In the Netherlands, adoption from abroad is no longer possible. New ethical considerations explain this policy change, mirrored in the rest of Europe, where fraudulent adoptions have been overlooked for decades.

On May 21, 2024, the Dutch government announced it would halt its international adoption service, once and for all. The reason? The government was unable to stop systemic structural abuses.
Cases of corruption, child trafficking and theft, and falsification of official documents had already surfaced in 2021, following the publication of a report by a committee tasked by the government to evaluate inter-country adoptions.

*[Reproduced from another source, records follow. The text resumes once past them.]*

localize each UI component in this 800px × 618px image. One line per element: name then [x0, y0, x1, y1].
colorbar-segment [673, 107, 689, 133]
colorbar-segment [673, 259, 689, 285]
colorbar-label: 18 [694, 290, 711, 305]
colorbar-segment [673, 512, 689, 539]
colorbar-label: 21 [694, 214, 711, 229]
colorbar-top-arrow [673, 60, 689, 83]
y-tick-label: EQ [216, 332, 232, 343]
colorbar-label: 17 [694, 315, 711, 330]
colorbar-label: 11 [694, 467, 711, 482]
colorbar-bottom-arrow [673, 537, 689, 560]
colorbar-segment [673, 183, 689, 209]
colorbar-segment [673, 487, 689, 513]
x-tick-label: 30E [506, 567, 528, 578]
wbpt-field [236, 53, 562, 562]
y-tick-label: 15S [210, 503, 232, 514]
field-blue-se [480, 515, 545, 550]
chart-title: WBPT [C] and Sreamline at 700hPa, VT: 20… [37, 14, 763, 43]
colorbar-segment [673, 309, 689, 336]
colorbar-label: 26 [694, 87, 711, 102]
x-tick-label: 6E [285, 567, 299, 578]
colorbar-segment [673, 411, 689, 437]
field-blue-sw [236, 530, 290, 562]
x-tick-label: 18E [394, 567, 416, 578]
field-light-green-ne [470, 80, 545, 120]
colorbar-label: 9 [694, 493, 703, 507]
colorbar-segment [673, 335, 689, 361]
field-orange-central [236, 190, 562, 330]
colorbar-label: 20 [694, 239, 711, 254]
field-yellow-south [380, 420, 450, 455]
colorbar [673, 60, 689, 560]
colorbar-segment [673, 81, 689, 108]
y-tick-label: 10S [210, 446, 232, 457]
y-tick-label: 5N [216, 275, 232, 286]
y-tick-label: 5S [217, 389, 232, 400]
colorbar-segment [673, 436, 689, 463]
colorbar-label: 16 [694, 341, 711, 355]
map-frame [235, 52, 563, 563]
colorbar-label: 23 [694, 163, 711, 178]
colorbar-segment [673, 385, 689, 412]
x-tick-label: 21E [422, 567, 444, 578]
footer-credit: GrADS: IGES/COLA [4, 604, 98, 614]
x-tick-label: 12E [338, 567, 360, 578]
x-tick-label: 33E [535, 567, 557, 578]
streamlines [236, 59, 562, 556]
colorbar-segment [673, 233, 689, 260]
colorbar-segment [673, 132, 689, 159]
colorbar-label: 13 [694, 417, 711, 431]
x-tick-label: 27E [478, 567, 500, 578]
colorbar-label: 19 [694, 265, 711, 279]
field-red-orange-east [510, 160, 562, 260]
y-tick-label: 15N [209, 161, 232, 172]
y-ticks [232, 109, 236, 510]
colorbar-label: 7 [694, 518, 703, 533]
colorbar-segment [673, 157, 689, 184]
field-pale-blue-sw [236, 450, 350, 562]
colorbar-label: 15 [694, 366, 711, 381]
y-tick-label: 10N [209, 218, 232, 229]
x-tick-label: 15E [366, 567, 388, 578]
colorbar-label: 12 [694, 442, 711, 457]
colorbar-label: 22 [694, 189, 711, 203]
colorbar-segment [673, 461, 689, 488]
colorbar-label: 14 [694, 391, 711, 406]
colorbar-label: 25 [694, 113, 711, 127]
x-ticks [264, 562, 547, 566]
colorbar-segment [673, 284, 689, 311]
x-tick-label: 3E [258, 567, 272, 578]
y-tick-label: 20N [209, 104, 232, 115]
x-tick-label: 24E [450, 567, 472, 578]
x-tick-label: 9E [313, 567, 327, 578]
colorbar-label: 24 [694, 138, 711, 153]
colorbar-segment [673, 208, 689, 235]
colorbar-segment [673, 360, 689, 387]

Revealing decades of abuse, the report also identified the actors and their respective responsibilities, leading the government to first suspend international adoptions in February 2021.
After a pause for almost two years, adoptions were authorized again in six countries at the end of 2022. In the Netherlands, intercountry adoptions to South Africa, the Philippines, Thailand, Taiwan, Lesotho, and Hungary have resumed with more control and a reformed system in a central institution under creation.
Impossible supervision?
The reform project was also supposed to concern intermediaries, those large associative groups or unsupervised private brokers abroad. Many of them — doctors, lawyers, and even criminals — were involved in the abuses reported. With no state control, their impunity was total, so they could take advantage of the situation to kidnap children or lie to parents about the finality of international adoption.
“Brokers were often members of the local elite and were able to use their connections to avoid criminal prosecution. Investigations into abuses were begun in some countries, but the abuses were hard to prove, and the investigations seldom led to convictions,” says the Joutra committee.
Intermediaries are heavily incriminated in the report, which attributes responsibility for deficiencies in the adoption system far more to them than to the government, which ignored the various complaints for decades. The Joustra committee proved that the Dutch government was aware of the issues surrounding intercountry adoptions as early as the 1960s.
The reform plan, now abandoned, was never put into practice, and it is uncertain whether it is really possible to monitor private actors in foreign countries.
Europe questions itself
While Dutch families already involved in the 3 to 4‑year average international adoption process will be able to continue, no further applications will be accepted, Minister Weerwind announced this month. Even by limiting adoptions to a small number of countries, the Dutch government cannot prevent the risk of abuse inherent to the inter-country adoption system and has therefore decided to no longer participate.
This situation is becoming increasingly common in Europe. For example, Denmark and Belgium have acknowledged their inability to ensure the legality of intercountry adoptions, despite the 1993 Hague Convention, which has been adopted by 105 countries.
Last November, Norway announced it was considering temporarily halting adoptions of foreign children. In 2021, Sweden launched investigations into its international adoption activities, especially regarding the connections with Chile’s dictatorship between the 70s and the 90s.
The Swiss government has even apologized to adoptees affected by fraud, as some adults have no way of discovering their true identity because of falsified adoption papers.
The “white” savior complex of the Western world
The Joustra committee states in its report that adoptive parents, governments, and intermediaries were all confident that they were doing a good deed, based on “an unquestioned assumption that these children would in any case be better off in the richer Western world.”
Today, this “good” intention is being called into question, notably by denouncing the “white” savior complex, in the words of Nigerian-American author Teju Cole in a 2012 essay. This notion was unheard of in the 80s, when international adoption was a “social phenomenon,” according to a French government report on international adoptions.
This new awareness, combined with external factors such as better birth control, increased child care, and the rise of domestic adoption in adoptive countries, led to a drop in inter-country adoption. From 1,700 in 1981, there were only 145 international adoptees in 2019 in the Netherlands.
In addition, Statistics Netherlands (CBS) states that children adopted abroad are more likely to need psychological help, experience feelings of loneliness and depression, and are less likely to have a happy childhood.
For the far-right Dutch government, this proves that children’s interests are best served when they can be safely cared for in their country of origin.